I saw the Crucifixion in the wide-stretched limbs of
nearby beeches and a re-birth in their budding –
I don’t know why, not being especially religious.
But I do know why: because the image is always
there, and there, and there too; arms out, hands fixed,
feet together – easily picked out, ubiquitous.
it struck me that the Cross and He made a
tree of sorts; He the leaves dying, coming back.
Maybe that was it all along, part of the deal –
one more detail for a pretty good story. But
was that it? I don’t really know, even now,
how He saved me. Or from what. Perhaps it was
all to do with His keeping faith through thick and thin and,
in return, I repay Him by casting out sin? It’s
something along those lines, I guess, and, yes,
good that I’m reminded each year – it’s not so clear.

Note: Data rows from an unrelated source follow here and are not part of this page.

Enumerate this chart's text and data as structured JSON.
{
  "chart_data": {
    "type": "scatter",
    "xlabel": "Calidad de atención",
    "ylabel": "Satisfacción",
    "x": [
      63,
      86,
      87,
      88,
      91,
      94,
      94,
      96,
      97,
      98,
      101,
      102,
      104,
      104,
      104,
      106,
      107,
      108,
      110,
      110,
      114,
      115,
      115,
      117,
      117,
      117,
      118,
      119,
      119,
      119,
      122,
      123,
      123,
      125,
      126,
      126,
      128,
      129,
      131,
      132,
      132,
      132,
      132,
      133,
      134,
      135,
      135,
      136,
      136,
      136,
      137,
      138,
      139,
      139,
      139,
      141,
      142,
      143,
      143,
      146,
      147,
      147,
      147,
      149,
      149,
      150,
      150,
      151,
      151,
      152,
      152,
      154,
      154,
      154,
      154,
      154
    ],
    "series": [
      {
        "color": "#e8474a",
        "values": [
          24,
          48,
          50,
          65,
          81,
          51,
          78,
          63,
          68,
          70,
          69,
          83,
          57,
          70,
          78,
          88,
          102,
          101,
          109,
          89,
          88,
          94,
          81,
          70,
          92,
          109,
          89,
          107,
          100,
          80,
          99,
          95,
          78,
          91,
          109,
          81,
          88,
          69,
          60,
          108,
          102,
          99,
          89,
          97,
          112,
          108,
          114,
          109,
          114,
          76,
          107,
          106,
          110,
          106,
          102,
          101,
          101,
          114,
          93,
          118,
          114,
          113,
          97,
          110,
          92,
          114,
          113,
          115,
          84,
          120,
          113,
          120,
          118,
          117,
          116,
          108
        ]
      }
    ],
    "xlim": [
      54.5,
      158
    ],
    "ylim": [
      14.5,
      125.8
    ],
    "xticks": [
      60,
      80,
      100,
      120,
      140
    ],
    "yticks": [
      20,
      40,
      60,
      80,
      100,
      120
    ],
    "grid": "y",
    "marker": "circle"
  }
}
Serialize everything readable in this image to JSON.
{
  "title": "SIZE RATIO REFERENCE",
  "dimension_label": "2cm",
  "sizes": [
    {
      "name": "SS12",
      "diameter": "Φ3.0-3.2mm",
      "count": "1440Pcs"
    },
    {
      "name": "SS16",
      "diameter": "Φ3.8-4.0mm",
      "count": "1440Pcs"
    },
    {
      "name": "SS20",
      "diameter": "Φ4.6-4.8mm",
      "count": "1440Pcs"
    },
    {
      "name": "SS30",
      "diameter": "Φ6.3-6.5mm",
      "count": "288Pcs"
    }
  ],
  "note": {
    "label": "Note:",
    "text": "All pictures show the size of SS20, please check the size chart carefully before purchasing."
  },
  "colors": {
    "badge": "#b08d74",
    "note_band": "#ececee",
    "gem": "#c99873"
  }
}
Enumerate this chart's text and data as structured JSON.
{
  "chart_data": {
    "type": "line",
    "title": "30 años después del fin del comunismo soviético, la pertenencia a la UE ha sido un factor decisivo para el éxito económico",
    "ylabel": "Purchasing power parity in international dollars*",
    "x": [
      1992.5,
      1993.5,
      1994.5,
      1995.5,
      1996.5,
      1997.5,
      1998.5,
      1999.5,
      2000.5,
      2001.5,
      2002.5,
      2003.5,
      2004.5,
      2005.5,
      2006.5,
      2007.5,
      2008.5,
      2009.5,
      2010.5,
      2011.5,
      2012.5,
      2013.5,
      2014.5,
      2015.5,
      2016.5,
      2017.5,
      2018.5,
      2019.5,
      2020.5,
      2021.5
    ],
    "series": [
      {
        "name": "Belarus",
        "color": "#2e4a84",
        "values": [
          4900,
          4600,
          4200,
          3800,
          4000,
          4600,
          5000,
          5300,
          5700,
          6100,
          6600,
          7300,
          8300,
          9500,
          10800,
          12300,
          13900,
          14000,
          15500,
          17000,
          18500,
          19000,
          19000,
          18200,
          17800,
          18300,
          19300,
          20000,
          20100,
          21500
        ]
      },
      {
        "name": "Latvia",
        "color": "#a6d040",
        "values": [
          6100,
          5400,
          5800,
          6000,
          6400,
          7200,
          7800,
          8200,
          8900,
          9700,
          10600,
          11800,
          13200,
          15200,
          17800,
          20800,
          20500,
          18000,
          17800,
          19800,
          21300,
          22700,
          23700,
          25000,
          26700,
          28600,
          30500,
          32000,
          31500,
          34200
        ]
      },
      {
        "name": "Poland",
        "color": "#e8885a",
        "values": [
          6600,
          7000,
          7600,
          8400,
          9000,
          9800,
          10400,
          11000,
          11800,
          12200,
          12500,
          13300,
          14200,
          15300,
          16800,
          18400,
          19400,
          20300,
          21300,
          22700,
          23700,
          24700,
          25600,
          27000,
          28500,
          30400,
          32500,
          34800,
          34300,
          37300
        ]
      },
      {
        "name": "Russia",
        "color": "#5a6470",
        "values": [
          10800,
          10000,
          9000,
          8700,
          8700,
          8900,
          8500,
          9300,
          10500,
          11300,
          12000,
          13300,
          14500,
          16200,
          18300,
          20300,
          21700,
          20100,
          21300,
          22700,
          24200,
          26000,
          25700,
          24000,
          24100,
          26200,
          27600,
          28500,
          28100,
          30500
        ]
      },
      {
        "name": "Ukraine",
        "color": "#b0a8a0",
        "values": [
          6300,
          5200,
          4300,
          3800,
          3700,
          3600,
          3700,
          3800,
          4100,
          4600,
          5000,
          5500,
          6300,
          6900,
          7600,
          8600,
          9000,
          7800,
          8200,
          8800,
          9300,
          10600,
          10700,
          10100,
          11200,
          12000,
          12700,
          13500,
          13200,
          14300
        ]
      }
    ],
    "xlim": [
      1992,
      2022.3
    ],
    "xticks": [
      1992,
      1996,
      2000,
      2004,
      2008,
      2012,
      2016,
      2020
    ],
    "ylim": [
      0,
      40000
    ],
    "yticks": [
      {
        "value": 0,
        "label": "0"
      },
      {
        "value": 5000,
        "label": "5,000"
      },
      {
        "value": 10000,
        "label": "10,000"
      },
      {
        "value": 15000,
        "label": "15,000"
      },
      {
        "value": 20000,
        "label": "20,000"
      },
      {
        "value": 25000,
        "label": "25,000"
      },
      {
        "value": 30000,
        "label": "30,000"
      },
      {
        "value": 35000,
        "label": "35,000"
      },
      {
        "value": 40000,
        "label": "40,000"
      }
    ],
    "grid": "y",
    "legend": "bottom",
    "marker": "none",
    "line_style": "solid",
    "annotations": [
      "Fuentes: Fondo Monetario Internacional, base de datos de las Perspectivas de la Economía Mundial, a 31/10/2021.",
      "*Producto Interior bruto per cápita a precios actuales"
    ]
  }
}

What is clear? I look out, I see, I hear. One glance away,
I find perfection in a moment, then another, then more:
the mix of bright yellow daffodils, the persistent
itch of returned birdcall – so each, so each, so each.
Maybe, for most, this magic teaches open eyes and ears
that sin really won’t catch on in these parts?
Maybe there’s a quiet understanding that we do
doff our caps to a god – the one that’s all around us?
Easter musings. I look up the name and find
Oestre, Anglo-Saxon goddess. Hence the eggs?
So, Oestre meets Him, a heady mix and lo!
You have it: fertility and rebirth hand in hand.
Our deities rise from the dead of winter, bringing
new life, teeming, bursting, the Earth’s deep
urging, driving, insistent, irresistible, seeding,
breathing hard, pushing out, procreating.
Deep rhythms of life and ruttings lie behind those
sweet-tooth litotes of chocolate egg hunts and
chick-decorated Easter cakes. Why such cosy insulation?
Will man’s deep being be denied, swept aside,
patched up with tight-minded belief in Him, the Saviour,
and the sterility of supermarket sweetmeats?
Curiosity requires that we recreate lost pagan rites! I say
no dumbing down and let clowns be kings for a day.
All speculation, all imagination? No certainty that
Oestre was fertility deified – though I defy any to show
it was another. Her name oozes fecundity, does it not?
Hot topic for further ruminations before next spring,
bringing warmth again when harsh winter’s done and
Earth turns its weathered North towards the sun.
raypool
Sat 20th Apr 2019 22:59
Here we have your characteristic conversational style riding a knife edge between hardline belief and open minded older religions Peter, that's how I see it. Nature always wins us over in the end. We have to obviously include natural disasters - but that's another story, not for Easter.